False Indigo (Amorpha fruticosa) is a deciduous shrub that typically grows to 4-12 feet tall with a spread often in excess of its height. It is native to moist open woodland areas, floodplains, stream banks and swamp margins. It features compound, odd-pinnate leaves (each to 12 inches long). Each leaf contains 11 to 35 spiny-tipped, oval to elliptic, dull gray-green leaflets (to 2 inches long) with glandular dots and toothless margins. Tubular scented flowers (each to 3/8-inch long) bloom in May-June in dense, spike-shaped clusters (racemes) to 8 inches long. Each flower has a single-petaled purple corolla and 10 protruding stamens with showy orange-yellow anthers. Flowers are followed by fruits in small, resinous-dotted, 1-2 seeded pods (to ½-inch long) which mature in July and August. The seedpods are obovoid and somewhat flattened, terminating in short beaks; their outer surfaces are glandular-punctate. The root system is woody and branching. Sometimes small colonies of plants develop at favorable sites.

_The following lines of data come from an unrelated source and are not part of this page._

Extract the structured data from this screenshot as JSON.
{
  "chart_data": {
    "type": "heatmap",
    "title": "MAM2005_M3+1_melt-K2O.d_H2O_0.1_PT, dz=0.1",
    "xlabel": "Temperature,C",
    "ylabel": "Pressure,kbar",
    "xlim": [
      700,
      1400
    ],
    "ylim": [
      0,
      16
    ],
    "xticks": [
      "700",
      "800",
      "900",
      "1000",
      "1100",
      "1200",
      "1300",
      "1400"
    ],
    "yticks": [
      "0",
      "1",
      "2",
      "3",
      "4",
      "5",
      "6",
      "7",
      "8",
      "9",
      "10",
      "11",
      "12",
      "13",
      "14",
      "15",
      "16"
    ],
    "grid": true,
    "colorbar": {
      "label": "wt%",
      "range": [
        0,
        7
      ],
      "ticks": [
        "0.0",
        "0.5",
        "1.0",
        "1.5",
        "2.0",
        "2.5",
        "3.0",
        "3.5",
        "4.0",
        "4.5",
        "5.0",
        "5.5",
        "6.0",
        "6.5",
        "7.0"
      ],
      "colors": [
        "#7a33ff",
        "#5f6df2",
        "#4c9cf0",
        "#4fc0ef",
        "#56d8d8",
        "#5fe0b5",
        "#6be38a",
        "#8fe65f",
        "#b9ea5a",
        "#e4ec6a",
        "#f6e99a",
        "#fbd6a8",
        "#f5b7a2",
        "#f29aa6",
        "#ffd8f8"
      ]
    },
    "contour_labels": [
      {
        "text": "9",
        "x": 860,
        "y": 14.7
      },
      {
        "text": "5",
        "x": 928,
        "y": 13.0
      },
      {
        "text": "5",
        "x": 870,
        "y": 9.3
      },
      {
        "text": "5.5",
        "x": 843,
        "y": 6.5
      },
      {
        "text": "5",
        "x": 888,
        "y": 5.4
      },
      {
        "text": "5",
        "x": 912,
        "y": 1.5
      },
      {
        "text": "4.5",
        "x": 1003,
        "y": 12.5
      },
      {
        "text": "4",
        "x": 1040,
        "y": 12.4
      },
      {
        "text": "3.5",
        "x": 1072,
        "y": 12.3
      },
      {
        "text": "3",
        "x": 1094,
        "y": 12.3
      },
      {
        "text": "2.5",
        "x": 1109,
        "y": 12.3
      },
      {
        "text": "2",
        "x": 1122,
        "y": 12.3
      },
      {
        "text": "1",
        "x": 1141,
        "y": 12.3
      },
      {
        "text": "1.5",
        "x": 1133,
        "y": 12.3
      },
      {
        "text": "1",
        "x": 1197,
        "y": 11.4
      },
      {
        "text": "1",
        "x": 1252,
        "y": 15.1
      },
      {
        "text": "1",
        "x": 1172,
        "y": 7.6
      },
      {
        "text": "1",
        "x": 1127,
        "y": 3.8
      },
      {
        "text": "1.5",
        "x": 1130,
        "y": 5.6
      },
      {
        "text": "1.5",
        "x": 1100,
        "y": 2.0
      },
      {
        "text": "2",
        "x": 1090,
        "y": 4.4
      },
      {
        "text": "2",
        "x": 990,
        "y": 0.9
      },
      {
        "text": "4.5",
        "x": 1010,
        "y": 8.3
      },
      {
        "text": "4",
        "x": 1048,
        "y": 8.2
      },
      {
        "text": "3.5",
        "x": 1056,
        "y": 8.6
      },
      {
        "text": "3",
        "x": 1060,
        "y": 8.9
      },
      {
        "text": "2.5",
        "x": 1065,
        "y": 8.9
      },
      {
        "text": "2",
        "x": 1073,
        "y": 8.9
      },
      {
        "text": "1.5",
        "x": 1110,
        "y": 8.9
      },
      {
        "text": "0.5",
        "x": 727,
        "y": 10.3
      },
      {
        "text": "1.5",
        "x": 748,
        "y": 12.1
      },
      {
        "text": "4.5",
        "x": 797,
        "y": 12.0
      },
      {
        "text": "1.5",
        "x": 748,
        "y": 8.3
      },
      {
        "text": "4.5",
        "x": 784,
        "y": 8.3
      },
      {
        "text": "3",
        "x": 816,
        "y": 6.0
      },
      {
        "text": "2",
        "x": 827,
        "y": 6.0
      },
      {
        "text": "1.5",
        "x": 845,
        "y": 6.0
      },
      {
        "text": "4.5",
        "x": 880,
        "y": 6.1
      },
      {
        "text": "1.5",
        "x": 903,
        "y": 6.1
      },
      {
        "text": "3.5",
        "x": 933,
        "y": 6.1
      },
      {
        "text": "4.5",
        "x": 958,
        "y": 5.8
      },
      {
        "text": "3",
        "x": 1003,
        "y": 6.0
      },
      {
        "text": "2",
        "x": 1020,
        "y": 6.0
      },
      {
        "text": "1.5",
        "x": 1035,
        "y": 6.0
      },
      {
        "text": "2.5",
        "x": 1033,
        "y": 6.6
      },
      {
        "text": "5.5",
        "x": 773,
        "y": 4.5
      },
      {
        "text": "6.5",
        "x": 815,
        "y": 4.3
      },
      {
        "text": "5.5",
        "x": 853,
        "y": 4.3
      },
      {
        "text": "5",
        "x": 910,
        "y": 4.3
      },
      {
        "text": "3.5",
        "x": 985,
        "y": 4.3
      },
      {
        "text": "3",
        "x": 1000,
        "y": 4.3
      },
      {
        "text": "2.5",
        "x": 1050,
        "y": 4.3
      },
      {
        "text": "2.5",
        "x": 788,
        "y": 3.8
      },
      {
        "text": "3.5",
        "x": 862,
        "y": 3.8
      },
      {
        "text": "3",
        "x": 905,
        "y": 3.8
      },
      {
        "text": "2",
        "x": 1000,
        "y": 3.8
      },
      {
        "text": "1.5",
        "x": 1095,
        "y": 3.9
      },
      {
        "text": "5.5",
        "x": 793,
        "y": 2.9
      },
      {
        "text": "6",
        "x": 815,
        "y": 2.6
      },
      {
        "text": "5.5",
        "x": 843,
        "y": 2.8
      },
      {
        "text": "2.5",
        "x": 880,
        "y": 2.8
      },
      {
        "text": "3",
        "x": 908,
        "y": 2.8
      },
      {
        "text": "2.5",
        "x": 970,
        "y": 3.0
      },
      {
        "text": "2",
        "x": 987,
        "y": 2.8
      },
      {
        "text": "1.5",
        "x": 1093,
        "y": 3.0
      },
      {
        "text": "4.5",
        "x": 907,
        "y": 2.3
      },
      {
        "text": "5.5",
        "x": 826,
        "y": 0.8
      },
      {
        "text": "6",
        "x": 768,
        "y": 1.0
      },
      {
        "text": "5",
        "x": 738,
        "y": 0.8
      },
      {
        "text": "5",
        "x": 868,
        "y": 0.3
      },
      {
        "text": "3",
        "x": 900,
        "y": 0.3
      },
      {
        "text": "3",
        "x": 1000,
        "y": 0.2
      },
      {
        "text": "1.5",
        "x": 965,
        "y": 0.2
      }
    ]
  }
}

False Indigo adapts to different kinds of soil, tolerating occasional flooding. With the assistance of symbiotic bacteria, it fixes nitrogen in the ground. Habitats include riverbanks, soggy thickets, open bottomland woodlands, edges of marshland, and wet prairies along rivers. It is likely that populations of this shrub have been declining because of habitat destruction.
Easily grown in average, medium to wet, well-drained soils in full sun to light shade. Tolerant of occasional flooding. Also tolerates poor, sandy, somewhat dry soils. May spread by self-seeding and/or suckers to form thickets. It is considered weedy/invasive in some parts of its range, particularly in the northeastern and northwestern U.S.